I have mixed feelings about this. It's always good to teach people things they don't know, and compression is a worthy subject.
But the author seems to lament that not much of interest is happening in lossless compression. That's true, but there's a good reason for it: Lossless compression is just about as good as it's ever going to get, and it's easy to prove that. Seeking dramatic improvements in general lossless compression is like seeking faster-than-light travel: Ain't gonna happen. Except for specialized niches, any improvements to lossless compression are going to be tiny and incremental. Tiny and incremental might well matter for petabyte data stores like Google manages, but it won't matter for most people.
Lossy compression is a different story. There's still lots of unexplored territory in finding an optimum bit rate that matches the information processing capabilities of human eyes and ears.
I had a similar feeling a decade ago, but I now think otherwise. We may have reached the good-enough compression ratio but not the good-enough performance, and modern algorithms now rentlessly improve on this. On the other hand lossy compression always tends to exploit the currently available computing power; the ability to continue doing so for decades implies that improvements on lossy compression are more "incremental" than those on lossless compression.
I think the greatest breakthrough in lossless compression would come when the development of compute outpaces storage density. Maximum possible compression (entropy i think?) isn’t impossible per say, but it is computationally impossible with today’s computing resources.

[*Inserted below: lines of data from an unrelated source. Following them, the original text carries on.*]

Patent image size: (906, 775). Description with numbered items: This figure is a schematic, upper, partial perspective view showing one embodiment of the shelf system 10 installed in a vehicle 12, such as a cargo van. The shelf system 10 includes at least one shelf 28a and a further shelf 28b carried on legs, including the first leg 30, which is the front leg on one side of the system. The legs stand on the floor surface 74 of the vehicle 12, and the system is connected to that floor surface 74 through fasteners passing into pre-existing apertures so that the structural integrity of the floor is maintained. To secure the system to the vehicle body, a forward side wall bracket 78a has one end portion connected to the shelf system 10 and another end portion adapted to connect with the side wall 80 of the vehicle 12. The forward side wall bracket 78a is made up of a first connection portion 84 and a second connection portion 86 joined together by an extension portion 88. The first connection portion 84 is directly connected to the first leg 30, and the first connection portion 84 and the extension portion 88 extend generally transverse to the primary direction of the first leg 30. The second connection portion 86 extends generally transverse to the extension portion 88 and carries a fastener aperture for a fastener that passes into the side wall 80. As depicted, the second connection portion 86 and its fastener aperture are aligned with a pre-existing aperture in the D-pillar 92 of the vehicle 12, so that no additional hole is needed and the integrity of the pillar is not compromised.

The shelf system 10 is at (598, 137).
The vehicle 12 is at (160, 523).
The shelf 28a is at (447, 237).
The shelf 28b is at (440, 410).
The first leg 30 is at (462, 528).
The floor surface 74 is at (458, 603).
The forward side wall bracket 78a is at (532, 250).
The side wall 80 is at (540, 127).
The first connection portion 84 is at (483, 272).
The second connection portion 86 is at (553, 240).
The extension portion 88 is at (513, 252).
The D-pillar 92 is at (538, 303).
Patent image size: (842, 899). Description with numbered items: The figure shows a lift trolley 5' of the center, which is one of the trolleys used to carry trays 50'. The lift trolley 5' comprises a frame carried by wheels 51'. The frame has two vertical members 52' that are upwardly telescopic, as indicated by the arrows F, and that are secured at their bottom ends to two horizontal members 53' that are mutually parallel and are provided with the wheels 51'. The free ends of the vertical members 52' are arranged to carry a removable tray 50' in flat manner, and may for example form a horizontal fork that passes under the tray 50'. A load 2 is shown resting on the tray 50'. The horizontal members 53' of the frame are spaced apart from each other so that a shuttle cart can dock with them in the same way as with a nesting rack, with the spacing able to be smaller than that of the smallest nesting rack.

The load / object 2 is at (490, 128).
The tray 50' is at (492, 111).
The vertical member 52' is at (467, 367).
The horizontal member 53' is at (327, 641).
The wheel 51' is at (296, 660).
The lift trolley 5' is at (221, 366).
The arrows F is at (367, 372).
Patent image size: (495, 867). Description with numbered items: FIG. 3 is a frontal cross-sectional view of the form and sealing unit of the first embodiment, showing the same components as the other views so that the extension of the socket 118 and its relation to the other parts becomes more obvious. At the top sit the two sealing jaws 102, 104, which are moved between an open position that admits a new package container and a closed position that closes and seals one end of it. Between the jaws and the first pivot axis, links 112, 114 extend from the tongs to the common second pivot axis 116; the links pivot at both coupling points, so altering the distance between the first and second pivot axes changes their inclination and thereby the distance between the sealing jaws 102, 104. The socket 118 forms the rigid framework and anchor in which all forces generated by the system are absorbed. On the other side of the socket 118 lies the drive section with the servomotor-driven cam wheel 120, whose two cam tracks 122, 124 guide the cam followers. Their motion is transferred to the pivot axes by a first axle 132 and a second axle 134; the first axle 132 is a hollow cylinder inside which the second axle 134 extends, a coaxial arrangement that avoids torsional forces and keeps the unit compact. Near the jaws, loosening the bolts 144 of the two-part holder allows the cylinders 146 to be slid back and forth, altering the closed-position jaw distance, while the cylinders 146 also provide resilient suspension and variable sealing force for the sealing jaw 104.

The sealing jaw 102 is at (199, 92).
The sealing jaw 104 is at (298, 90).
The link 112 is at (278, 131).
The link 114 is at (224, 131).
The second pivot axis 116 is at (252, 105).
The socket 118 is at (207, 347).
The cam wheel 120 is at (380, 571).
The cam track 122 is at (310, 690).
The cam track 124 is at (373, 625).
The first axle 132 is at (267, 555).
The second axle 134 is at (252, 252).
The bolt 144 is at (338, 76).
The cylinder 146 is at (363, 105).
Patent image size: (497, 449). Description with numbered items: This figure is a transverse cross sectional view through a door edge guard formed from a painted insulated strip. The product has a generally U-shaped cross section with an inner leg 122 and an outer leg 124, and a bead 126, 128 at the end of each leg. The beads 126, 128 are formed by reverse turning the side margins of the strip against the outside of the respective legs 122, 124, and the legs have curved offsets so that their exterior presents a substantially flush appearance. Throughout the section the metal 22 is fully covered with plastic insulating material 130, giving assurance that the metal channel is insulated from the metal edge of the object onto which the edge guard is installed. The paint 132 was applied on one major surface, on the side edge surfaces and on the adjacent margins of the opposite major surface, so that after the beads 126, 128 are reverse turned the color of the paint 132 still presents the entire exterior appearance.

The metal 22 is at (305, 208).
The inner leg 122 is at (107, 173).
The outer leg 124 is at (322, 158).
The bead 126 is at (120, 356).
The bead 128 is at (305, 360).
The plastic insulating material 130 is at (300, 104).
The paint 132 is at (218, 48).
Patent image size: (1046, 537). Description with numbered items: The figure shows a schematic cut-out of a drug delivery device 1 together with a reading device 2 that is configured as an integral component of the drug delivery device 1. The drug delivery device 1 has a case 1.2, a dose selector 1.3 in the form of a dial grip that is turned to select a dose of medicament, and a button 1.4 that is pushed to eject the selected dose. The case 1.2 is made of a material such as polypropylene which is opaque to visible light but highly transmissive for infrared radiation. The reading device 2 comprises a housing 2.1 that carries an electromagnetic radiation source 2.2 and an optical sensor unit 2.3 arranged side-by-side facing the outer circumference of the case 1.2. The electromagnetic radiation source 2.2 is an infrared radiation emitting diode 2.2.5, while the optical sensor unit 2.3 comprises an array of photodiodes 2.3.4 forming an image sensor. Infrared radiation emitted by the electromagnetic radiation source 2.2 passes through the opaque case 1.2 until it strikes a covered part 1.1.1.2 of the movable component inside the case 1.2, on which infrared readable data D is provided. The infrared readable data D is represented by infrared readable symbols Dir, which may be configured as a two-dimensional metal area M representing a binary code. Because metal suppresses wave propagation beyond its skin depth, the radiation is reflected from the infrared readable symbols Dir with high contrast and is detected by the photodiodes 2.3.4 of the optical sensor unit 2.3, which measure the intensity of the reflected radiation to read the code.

Of course, largely hypothetical now, but I envision a time in the distant future where we produce so much data that we must compress it to its principled minimum.
I do agree that current lossless compression is pretty pressed for further innovation given current resource constraints.
What if compute capability became so powerful, that the easiest way to store something was to create it, store it for a millisecond, and then simply record the exact place and time since the big bang that the record was stored, as a comparably short set of coordinates, and then delete it. Then accessing the file is as simple as simulating the universe up until that millisecond and reading the file.
Probably easier to just have every computer connected on a much faster network. Query the internet for a hash, have it sent to you after a 100ms lookup at 1TBps.
Seems impossible considering in my lifetime I’ve basically seen ISP speeds go from 5/1 on my first cable connection to 20/768 20 years later on DSL. I always find it a bit weird knowing how important the internet is to commerce and the economy and my only real way to access it is through the same phone line that has been around forever.
You are right, although we might be able to make it lossless in practical terms with probabilistic approaches like combining multiple algorithms, selecting the hash length, and using heuristics to pick the most likely source.
I somewhat agree. I think that Shannon's theorem about information entropy comes into play and AFAIK we are very close already so improvements are bound to be small as we try to get closer and closer to the theoretical limit.
Still, I am reminded of the Huffman compression: there researchers already thought they reached the optimum. They were proven fenomemally wrong when the researchers relized they should look at compressing sequences rather than individual bytes (I believe it was LZ77 or LZW algorithm that was the first).
If we take that into account and following the same thought, improvements may still be possible if we could compress based on a larger body of data. For example, headers of the same file type contain the same common information. In theory, these could only be stored once on the hard drive. This is something deduplicated storage is already trying to achieve, so nothing new here, just trying to point to one avenue that can still yield future improvements :)
If you only care about compressing a megabyte a minute there's not a lot left to do. But in practice speed is usually a major consideration and better methods let you fit significantly better compression into your time budget.
Also going one byte at a time with minimal context is pretty good for text but pretty bad for many other kinds of data. There's a lot of room to improve on those fronts.
How do we know that we've hit a wall with lossless compression? As a non-expert, I've been really impressed with the likes of zstd and lz4 which are relatively new
I should clarify: There's still room for improvement in the speed of lossless compression/decompression operations, and that's where most improvements happen nowadays. But there's little room for improvement in compression ratio, because most modern algorithms produce outputs that are very close to random already.
But the author seems to lament that not much of interest is happening in lossless compression. That's true, but there's a good reason for it: Lossless compression is just about as good as it's ever going to get, and it's easy to prove that. Seeking dramatic improvements in general lossless compression is like seeking faster-than-light travel: Ain't gonna happen. Except for specialized niches, any improvements to lossless compression are going to be tiny and incremental. Tiny and incremental might well matter for petabyte data stores like Google manages, but it won't matter for most people.
Lossy compression is a different story. There's still lots of unexplored territory in finding an optimum bit rate that matches the information processing capabilities of human eyes and ears.